Westinghouse, l’azienda simbolo del nucleare ha dichiarato fallimento

La Westinghouse Electric Company ha contribuito a guidare lo sviluppo dell’energia nucleare in tutto il mondo; c’erano grandi progetti per il futuro. Ma a fine marzo la società ha presentato istanza di fallimento ai sensi del Capitolo 11 del Bankruptcy Code americano. Le conseguenze di questo atto ricadranno sui progetti in fase di realizzazione e soprattutto su quelli futuri: ha ancora senso investire miliardi di dollari nel nucleare quando sono disponibili tecnologie più pulite e sicure?

Perdite e svalutazioni affossano la Westinghouse Electric Co.

L’istanza di fallimento della Westinghouse Electric Co. è stata richiesta dalla casa madre giapponese Toshiba per tamponare le perdite derivanti dalle difficoltà che l’azienda sta incontrando nella realizzazione di progetti nucleari nel Sud America. Progetti che non tanto tempo fa sembravano essere il primo passo di una rinascita per l’energia nucleare, oggi sono in dubbio a causa dei loro costi. Una mossa, quella di Toshiba, che non arriva inaspettata. A inizio anno, la stessa casa madre aveva annunciato l’addio alla costruzione di nuovi reattori, ritirandosi dal business dell’energia nucleare, affondata da miliardi di dollari di perdite e svalutazioni accumulate negli ultimi anni. L’intenzione era di concentrarsi sul mantenimento dei reattori esistenti, un business più stabile e affidabile, continuando a lavorare sullo sviluppo di nuovi reattori.

 

Il fallimento mette in ginocchio le utility americane

Il fallimento della Westinghouse Electric Co. renderà più difficile per i partner dell’azienda recuperare i propri soldi. Un aspetto che colpisce soprattutto le società elettriche statunitensi per le quali la Westinghouse stava costruendo reattori nucleari. Ora, non è chiaro se l’azienda sarà in grado di completare i suoi progetti che negli Stati Uniti hanno tre anni di ritardo e sono fuori budget per miliardi di dollari. Le società elettriche coinvolte – Scana Energy nel South Carolina e un consorzio in Georgia guidato da Georgia Power – si troverebbero ad affrontare l’eventualità di nuovi termini contrattuali, lunghe cause legali e ad assorbire le perdite che Toshiba e Westinghouse non possono coprire. Le stime dei costi corrono già tra l’1 e l’1,3 miliardi di dollari oltre a quanto previsto originariamente.
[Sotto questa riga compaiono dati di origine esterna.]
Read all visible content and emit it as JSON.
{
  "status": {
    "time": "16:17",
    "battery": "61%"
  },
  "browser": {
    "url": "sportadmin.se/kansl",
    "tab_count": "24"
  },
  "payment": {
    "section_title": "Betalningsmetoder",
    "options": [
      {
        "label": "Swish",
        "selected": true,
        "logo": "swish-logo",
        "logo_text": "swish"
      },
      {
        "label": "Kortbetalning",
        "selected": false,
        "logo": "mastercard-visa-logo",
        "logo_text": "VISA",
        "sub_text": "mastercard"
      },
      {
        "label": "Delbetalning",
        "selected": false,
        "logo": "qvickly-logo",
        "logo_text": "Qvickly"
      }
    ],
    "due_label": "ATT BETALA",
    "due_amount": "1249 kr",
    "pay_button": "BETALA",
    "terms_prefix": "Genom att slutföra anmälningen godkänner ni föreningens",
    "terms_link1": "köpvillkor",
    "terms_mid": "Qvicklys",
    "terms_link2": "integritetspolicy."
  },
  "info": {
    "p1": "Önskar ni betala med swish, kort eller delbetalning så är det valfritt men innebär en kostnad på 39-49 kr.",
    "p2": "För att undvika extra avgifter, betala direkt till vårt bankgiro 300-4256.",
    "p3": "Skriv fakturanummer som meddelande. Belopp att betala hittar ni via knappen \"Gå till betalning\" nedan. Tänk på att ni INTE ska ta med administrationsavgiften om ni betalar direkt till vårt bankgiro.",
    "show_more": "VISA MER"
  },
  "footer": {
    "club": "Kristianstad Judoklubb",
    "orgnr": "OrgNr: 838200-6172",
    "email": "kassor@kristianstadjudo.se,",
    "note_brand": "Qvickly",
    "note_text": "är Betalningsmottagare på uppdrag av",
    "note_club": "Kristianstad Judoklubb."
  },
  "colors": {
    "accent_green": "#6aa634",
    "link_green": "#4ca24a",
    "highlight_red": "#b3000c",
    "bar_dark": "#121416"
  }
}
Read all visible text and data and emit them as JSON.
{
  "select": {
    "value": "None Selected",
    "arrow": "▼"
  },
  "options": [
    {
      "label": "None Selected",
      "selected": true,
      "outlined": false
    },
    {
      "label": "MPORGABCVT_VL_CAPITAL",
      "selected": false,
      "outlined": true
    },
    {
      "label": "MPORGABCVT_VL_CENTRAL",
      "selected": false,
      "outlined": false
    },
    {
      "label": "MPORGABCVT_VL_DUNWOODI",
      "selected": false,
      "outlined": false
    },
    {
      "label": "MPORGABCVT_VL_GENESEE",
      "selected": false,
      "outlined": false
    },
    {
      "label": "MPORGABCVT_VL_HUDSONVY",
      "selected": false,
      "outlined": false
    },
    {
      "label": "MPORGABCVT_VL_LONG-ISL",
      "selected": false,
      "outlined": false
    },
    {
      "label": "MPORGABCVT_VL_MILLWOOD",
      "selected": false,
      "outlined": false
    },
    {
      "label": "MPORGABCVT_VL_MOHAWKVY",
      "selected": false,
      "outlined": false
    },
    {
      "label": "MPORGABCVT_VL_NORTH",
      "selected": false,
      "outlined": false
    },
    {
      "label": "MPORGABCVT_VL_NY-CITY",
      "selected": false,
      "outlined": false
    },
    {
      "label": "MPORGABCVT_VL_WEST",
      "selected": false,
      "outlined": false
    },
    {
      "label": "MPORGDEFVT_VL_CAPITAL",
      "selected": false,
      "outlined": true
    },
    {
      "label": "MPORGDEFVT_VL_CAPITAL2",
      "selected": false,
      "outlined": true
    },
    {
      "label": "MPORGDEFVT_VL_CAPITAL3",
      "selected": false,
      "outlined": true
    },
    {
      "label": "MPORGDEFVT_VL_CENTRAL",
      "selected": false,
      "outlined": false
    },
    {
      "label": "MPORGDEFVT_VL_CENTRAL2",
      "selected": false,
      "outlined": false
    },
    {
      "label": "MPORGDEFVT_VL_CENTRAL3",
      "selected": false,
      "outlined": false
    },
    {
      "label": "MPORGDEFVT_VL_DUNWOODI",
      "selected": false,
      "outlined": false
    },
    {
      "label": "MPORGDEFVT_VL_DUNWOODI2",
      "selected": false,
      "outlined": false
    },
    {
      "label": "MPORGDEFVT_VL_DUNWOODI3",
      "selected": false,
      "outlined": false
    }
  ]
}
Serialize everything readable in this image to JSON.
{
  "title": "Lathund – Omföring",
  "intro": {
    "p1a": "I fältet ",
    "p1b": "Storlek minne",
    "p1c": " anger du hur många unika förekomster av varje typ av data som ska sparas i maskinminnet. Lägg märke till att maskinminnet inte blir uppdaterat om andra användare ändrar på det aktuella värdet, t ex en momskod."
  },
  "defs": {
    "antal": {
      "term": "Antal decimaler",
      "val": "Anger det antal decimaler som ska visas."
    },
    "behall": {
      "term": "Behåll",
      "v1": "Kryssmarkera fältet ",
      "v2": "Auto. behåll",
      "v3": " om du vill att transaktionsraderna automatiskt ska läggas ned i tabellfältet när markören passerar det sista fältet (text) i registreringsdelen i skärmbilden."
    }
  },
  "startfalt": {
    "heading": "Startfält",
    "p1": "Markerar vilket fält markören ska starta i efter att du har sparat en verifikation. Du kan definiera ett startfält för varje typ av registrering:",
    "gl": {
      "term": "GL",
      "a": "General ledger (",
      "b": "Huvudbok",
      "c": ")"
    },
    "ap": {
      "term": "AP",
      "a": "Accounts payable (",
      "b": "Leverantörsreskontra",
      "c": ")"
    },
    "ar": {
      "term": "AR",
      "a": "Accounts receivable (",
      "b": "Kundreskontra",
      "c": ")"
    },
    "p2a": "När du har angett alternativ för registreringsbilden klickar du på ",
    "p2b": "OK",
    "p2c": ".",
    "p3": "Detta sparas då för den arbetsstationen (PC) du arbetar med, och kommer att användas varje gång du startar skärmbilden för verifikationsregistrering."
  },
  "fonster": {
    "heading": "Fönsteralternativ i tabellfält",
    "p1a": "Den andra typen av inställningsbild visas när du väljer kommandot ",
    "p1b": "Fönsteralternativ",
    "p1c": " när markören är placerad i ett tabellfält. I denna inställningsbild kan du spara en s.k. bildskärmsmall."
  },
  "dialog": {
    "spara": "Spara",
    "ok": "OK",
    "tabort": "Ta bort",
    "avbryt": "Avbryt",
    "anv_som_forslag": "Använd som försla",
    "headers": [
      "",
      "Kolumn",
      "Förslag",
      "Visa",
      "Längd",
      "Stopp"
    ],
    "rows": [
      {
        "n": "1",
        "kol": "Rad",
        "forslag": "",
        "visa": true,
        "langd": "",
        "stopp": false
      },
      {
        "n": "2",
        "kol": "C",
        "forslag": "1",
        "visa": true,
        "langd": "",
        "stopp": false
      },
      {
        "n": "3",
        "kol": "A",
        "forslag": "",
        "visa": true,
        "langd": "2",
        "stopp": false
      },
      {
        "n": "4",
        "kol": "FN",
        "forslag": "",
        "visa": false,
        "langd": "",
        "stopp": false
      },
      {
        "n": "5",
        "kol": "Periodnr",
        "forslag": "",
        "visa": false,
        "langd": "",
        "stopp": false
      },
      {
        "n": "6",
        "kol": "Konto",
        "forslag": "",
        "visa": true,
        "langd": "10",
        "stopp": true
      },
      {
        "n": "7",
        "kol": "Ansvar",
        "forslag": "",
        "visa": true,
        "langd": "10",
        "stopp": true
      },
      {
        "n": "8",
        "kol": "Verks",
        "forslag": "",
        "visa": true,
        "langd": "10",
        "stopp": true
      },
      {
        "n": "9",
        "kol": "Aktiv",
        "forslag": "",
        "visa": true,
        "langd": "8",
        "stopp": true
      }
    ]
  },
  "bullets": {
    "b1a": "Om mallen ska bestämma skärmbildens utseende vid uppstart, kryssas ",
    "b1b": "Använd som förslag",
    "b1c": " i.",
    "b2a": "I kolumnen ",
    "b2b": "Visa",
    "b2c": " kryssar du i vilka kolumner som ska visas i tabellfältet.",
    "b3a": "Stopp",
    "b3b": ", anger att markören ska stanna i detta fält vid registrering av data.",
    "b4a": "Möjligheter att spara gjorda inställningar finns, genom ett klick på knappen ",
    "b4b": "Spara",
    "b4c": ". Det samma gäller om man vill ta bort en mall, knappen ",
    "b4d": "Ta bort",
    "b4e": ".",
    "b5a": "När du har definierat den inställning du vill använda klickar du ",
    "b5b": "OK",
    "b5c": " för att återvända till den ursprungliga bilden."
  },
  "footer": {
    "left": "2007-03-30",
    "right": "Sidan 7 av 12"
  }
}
Ora ci si chiede se ha senso continuare a investire capitali sul nucleare.

 

Nucleare: un settore in crisi in tutto il mondo

La crisi in cui è piombata Westinghouse Electric Co. non è semplicemente la crisi di un’azienda, ma di un settore. Il rallentamento della domanda di elettricità e l’andamento dei prezzi del gas naturale hanno eroso i motivi di convenienza economica dell’energia nucleare, diventata estremamente costosa e tecnicamente impegnativa da sviluppare. A questo si aggiunge il fatto che le tecnologie eoliche e solari stanno rapidamente maturando, portando con sé una caduta di prezzo che le rende sempre più vantaggiose da un punto di vista economico, oltre che sicure e rispettose dell’ambiente. Il terremoto del 2011 in Giappone che ha portato al disastro nucleare nell’impianto di Fukushima ha fatto il resto, rinnovando le preoccupazioni sulla sicurezza degli impianti.

 

Che sia una crisi di settore è evidente anche da quanto stanno soffrendo le altre aziende che si sono assunte il compito oneroso di costruire le centrali nucleari. General Electric, un pioniere nel campo, ha ridimensionato le sue attività nel settore, esprimendo dubbi sulla loro sostenibilità economica. Areva, costruttore francese, è impantanata in 10 miliardi di euro di perdite accumulate negli ultimi cinque anni e sta procedendo a una ristrutturazione su larga scala. Sempre in Europa, giganti dell’energia come le francesi EDF ed Engie, le tedesche E.ON e RWE o la svedese Vattenfall, così come le utility TVO in Finlandia e CEZ in Repubblica Ceca, sono stati tutti declassati dalle agenzie di rating rispetto all’anno scorso.

Cina, l’unico Paese che punta sul nucleare a scapito della sicurezza

L’unica a mantenere la barra a dritta sul nucleare è la Cina, mossa dall’ambizione di trasformare la sua crescente capacità tecnica nucleare in un grande affare. Oltre ad aver visto una crescita del 31 per cento della produzione di energia nucleare, il Paese del sol levante è l’unico ad aver definito piani di espansione per l’atomo. E per ridurre i costi ha allentato gli standard di sicurezza che, per essere adeguati, richiederebbero investimenti più alti, pregiudicando la competitività e la redditività del settore.